Over the past two months, I have removed about fifteen people. Some of them have messaged me and behaved in a passive-aggressive manner. As difficult as it was, I simply stated the reasons for my removal of them from my profile. These messages have prompted me to examine myself and what causes these people to think this behavior is acceptable. What is it about me that brings this out in our interactions but not their interactions with mutual friends?
I think these people know that I have a hard time asserting myself. Like a dog can smell fear; they can smell a doormat (or what they think is a doormat). I hate being perceived as mean or a bitch because I am neither of those. I also hate being perceived as weak or a doormat because I am neither of those.
What I have noticed is that the more assertive I am, the easier it gets. I have some truly wonderful people in my life who inspire me to be myself and to take better care of myself.
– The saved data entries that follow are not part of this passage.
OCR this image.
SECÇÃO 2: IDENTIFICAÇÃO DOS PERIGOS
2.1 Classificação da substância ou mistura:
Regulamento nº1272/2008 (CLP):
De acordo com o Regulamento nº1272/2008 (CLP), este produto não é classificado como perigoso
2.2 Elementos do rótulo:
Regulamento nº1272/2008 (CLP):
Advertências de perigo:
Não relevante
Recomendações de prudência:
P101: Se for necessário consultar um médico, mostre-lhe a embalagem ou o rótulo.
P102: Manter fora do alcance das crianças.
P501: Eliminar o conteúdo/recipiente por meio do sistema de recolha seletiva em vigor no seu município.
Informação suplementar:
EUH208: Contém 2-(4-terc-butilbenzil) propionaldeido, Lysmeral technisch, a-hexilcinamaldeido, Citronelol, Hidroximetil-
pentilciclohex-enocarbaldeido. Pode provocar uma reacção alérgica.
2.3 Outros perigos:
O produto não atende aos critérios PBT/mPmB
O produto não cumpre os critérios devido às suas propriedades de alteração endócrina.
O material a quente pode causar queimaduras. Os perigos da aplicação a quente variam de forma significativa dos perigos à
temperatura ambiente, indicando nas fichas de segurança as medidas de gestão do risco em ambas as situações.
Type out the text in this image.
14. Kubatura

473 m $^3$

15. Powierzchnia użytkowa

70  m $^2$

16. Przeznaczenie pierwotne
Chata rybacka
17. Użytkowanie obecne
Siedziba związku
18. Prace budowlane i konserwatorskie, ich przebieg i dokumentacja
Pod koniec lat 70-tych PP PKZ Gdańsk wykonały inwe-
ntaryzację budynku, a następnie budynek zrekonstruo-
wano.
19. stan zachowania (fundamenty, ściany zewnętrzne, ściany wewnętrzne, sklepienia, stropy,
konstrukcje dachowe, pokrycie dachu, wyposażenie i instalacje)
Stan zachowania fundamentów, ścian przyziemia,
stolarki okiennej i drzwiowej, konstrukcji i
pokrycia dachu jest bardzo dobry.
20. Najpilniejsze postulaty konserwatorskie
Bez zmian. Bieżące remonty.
I watch them and think, “Yes. That is how I want to be: strong, confident, kind, loving, and still taking care of myself.” These people encourage me every day, and I am grateful for their friendship.
As one of my favorite authors, Ly de Angeles says, “There is no room in the Craft for whiners, wimps, hypocrisy, cowardice, pomposity, or any other of the acceptable masks of the inept. It takes courage to be unfettered. It also takes a degree of daring (p. 83).” ~ Witchcraft: Theory & Practice
I am a Witch and it is time to start behaving like one.